Laginn, perched on his back, bobbed an equally emphatic yes.
“Let me just plead guilty to idiocy then and thank you for joining us. Melchior can attest to my near-divine gift for saying the wrong thing at the wrong time.”
“Or failing
to say the right one,” Cerice added quietly.
“That, too.” I glanced at Haemun. “Persephone is in my office. I asked her to take you with her when she leaves. In the meantime, you might want to fetch her a drink or something.”
“Take me with her!” From his tone you’d have thought I’d just offered to sell him to a passing flock of harpies.
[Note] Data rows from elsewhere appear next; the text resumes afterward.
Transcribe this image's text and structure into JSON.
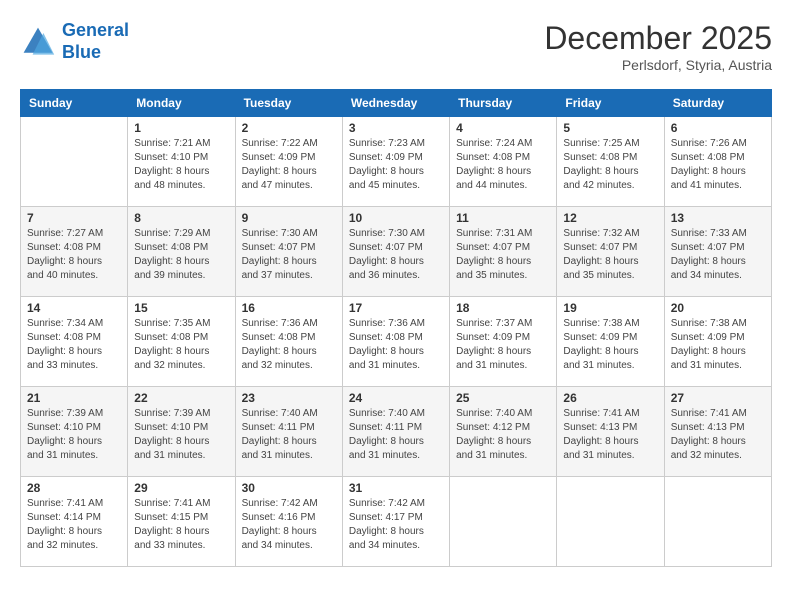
{
  "header": {
    "logo_line1": "General",
    "logo_line2": "Blue",
    "month": "December 2025",
    "location": "Perlsdorf, Styria, Austria"
  },
  "weekdays": [
    "Sunday",
    "Monday",
    "Tuesday",
    "Wednesday",
    "Thursday",
    "Friday",
    "Saturday"
  ],
  "weeks": [
    [
      {
        "day": "",
        "info": ""
      },
      {
        "day": "1",
        "info": "Sunrise: 7:21 AM\nSunset: 4:10 PM\nDaylight: 8 hours\nand 48 minutes."
      },
      {
        "day": "2",
        "info": "Sunrise: 7:22 AM\nSunset: 4:09 PM\nDaylight: 8 hours\nand 47 minutes."
      },
      {
        "day": "3",
        "info": "Sunrise: 7:23 AM\nSunset: 4:09 PM\nDaylight: 8 hours\nand 45 minutes."
      },
      {
        "day": "4",
        "info": "Sunrise: 7:24 AM\nSunset: 4:08 PM\nDaylight: 8 hours\nand 44 minutes."
      },
      {
        "day": "5",
        "info": "Sunrise: 7:25 AM\nSunset: 4:08 PM\nDaylight: 8 hours\nand 42 minutes."
      },
      {
        "day": "6",
        "info": "Sunrise: 7:26 AM\nSunset: 4:08 PM\nDaylight: 8 hours\nand 41 minutes."
      }
    ],
    [
      {
        "day": "7",
        "info": "Sunrise: 7:27 AM\nSunset: 4:08 PM\nDaylight: 8 hours\nand 40 minutes."
      },
      {
        "day": "8",
        "info": "Sunrise: 7:29 AM\nSunset: 4:08 PM\nDaylight: 8 hours\nand 39 minutes."
      },
      {
        "day": "9",
        "info": "Sunrise: 7:30 AM\nSunset: 4:07 PM\nDaylight: 8 hours\nand 37 minutes."
      },
      {
        "day": "10",
        "info": "Sunrise: 7:30 AM\nSunset: 4:07 PM\nDaylight: 8 hours\nand 36 minutes."
      },
      {
        "day": "11",
        "info": "Sunrise: 7:31 AM\nSunset: 4:07 PM\nDaylight: 8 hours\nand 35 minutes."
      },
      {
        "day": "12",
        "info": "Sunrise: 7:32 AM\nSunset: 4:07 PM\nDaylight: 8 hours\nand 35 minutes."
      },
      {
        "day": "13",
        "info": "Sunrise: 7:33 AM\nSunset: 4:07 PM\nDaylight: 8 hours\nand 34 minutes."
      }
    ],
    [
      {
        "day": "14",
        "info": "Sunrise: 7:34 AM\nSunset: 4:08 PM\nDaylight: 8 hours\nand 33 minutes."
      },
      {
        "day": "15",
        "info": "Sunrise: 7:35 AM\nSunset: 4:08 PM\nDaylight: 8 hours\nand 32 minutes."
      },
      {
        "day": "16",
        "info": "Sunrise: 7:36 AM\nSunset: 4:08 PM\nDaylight: 8 hours\nand 32 minutes."
      },
      {
        "day": "17",
        "info": "Sunrise: 7:36 AM\nSunset: 4:08 PM\nDaylight: 8 hours\nand 31 minutes."
      },
      {
        "day": "18",
        "info": "Sunrise: 7:37 AM\nSunset: 4:09 PM\nDaylight: 8 hours\nand 31 minutes."
      },
      {
        "day": "19",
        "info": "Sunrise: 7:38 AM\nSunset: 4:09 PM\nDaylight: 8 hours\nand 31 minutes."
      },
      {
        "day": "20",
        "info": "Sunrise: 7:38 AM\nSunset: 4:09 PM\nDaylight: 8 hours\nand 31 minutes."
      }
    ],
    [
      {
        "day": "21",
        "info": "Sunrise: 7:39 AM\nSunset: 4:10 PM\nDaylight: 8 hours\nand 31 minutes."
      },
      {
        "day": "22",
        "info": "Sunrise: 7:39 AM\nSunset: 4:10 PM\nDaylight: 8 hours\nand 31 minutes."
      },
      {
        "day": "23",
        "info": "Sunrise: 7:40 AM\nSunset: 4:11 PM\nDaylight: 8 hours\nand 31 minutes."
      },
      {
        "day": "24",
        "info": "Sunrise: 7:40 AM\nSunset: 4:11 PM\nDaylight: 8 hours\nand 31 minutes."
      },
      {
        "day": "25",
        "info": "Sunrise: 7:40 AM\nSunset: 4:12 PM\nDaylight: 8 hours\nand 31 minutes."
      },
      {
        "day": "26",
        "info": "Sunrise: 7:41 AM\nSunset: 4:13 PM\nDaylight: 8 hours\nand 31 minutes."
      },
      {
        "day": "27",
        "info": "Sunrise: 7:41 AM\nSunset: 4:13 PM\nDaylight: 8 hours\nand 32 minutes."
      }
    ],
    [
      {
        "day": "28",
        "info": "Sunrise: 7:41 AM\nSunset: 4:14 PM\nDaylight: 8 hours\nand 32 minutes."
      },
      {
        "day": "29",
        "info": "Sunrise: 7:41 AM\nSunset: 4:15 PM\nDaylight: 8 hours\nand 33 minutes."
      },
      {
        "day": "30",
        "info": "Sunrise: 7:42 AM\nSunset: 4:16 PM\nDaylight: 8 hours\nand 34 minutes."
      },
      {
        "day": "31",
        "info": "Sunrise: 7:42 AM\nSunset: 4:17 PM\nDaylight: 8 hours\nand 34 minutes."
      },
      {
        "day": "",
        "info": ""
      },
      {
        "day": "",
        "info": ""
      },
      {
        "day": "",
        "info": ""
      }
    ]
  ]
}
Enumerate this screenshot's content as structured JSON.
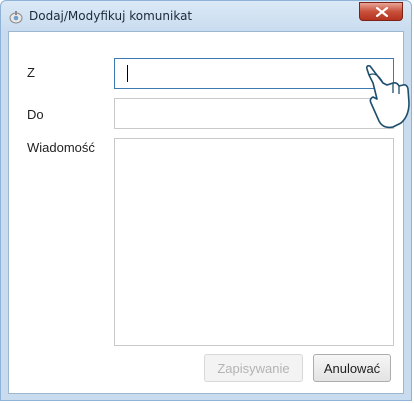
{
  "window": {
    "title": "Dodaj/Modyfikuj komunikat"
  },
  "form": {
    "from_label": "Z",
    "from_value": "",
    "to_label": "Do",
    "to_value": "",
    "message_label": "Wiadomość",
    "message_value": ""
  },
  "buttons": {
    "save_label": "Zapisywanie",
    "cancel_label": "Anulować"
  },
  "icons": {
    "app": "app-icon",
    "close": "close-icon",
    "cursor": "hand-pointer-icon"
  },
  "colors": {
    "close_button": "#c8503b",
    "active_border": "#3d7ab3"
  }
}
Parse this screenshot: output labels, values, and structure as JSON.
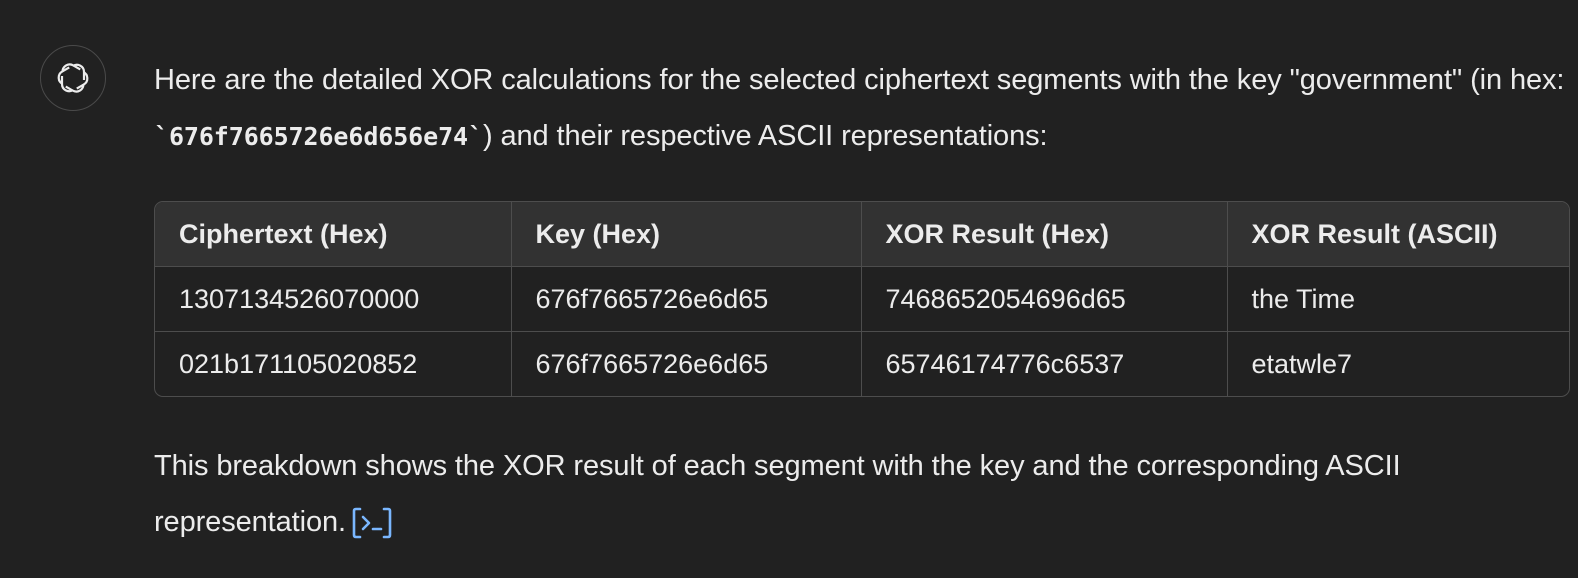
{
  "message": {
    "intro_part1": "Here are the detailed XOR calculations for the selected ciphertext segments with the key \"government\" (in hex: ",
    "key_hex_code": "`676f7665726e6d656e74`",
    "intro_part2": ") and their respective ASCII representations:",
    "summary": "This breakdown shows the XOR result of each segment with the key and the corresponding ASCII representation.",
    "analysis_icon": "code-analysis-icon"
  },
  "table": {
    "headers": [
      "Ciphertext (Hex)",
      "Key (Hex)",
      "XOR Result (Hex)",
      "XOR Result (ASCII)"
    ],
    "rows": [
      [
        "1307134526070000",
        "676f7665726e6d65",
        "7468652054696d65",
        "the Time"
      ],
      [
        "021b171105020852",
        "676f7665726e6d65",
        "65746174776c6537",
        "etatwle7"
      ]
    ]
  },
  "colors": {
    "background": "#212121",
    "text": "#ececec",
    "header_bg": "#323232",
    "border": "#4d4d4d",
    "link_accent": "#7ab7ff"
  },
  "avatar_icon": "openai-logo-icon"
}
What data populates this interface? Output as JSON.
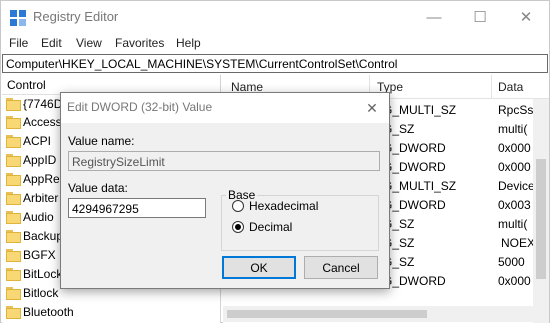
{
  "window": {
    "title": "Registry Editor",
    "controls": {
      "minimize": "—",
      "maximize": "☐",
      "close": "✕"
    }
  },
  "menu": [
    "File",
    "Edit",
    "View",
    "Favorites",
    "Help"
  ],
  "address": "Computer\\HKEY_LOCAL_MACHINE\\SYSTEM\\CurrentControlSet\\Control",
  "tree": {
    "header": "Control",
    "items": [
      "{7746D",
      "Access",
      "ACPI",
      "AppID",
      "AppRe",
      "Arbiter",
      "Audio",
      "Backup",
      "BGFX",
      "BitLock",
      "Bitlock",
      "Bluetooth"
    ]
  },
  "list": {
    "columns": [
      "Name",
      "Type",
      "Data"
    ],
    "rows": [
      {
        "type": "EG_MULTI_SZ",
        "data": "RpcSs"
      },
      {
        "type": "EG_SZ",
        "data": "multi("
      },
      {
        "type": "EG_DWORD",
        "data": "0x000"
      },
      {
        "type": "EG_DWORD",
        "data": "0x000"
      },
      {
        "type": "EG_MULTI_SZ",
        "data": "Device"
      },
      {
        "type": "EG_DWORD",
        "data": "0x003"
      },
      {
        "type": "EG_SZ",
        "data": "multi("
      },
      {
        "type": "EG_SZ",
        "data": "NOEX"
      },
      {
        "type": "EG_SZ",
        "data": "5000"
      },
      {
        "type": "EG_DWORD",
        "data": "0x000"
      }
    ]
  },
  "dialog": {
    "title": "Edit DWORD (32-bit) Value",
    "close": "✕",
    "value_name_label": "Value name:",
    "value_name": "RegistrySizeLimit",
    "value_data_label": "Value data:",
    "value_data": "4294967295",
    "base_label": "Base",
    "hex_label": "Hexadecimal",
    "dec_label": "Decimal",
    "ok": "OK",
    "cancel": "Cancel",
    "selected_base": "Decimal"
  }
}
“Unless you want to be here when Athena shows up to ask about the complete destruction of
[http://Olympus.net] Olympus.net and the crashing of the mweb. Because that’s what’s going to happen about ten seconds after Persephone goes out the door.”
“What do you suppose she likes to drink?” Haemun asked in a very small voice.
“I don’t know,” said Melchior, “but I’d stay away from pomegranate juice if I were you.”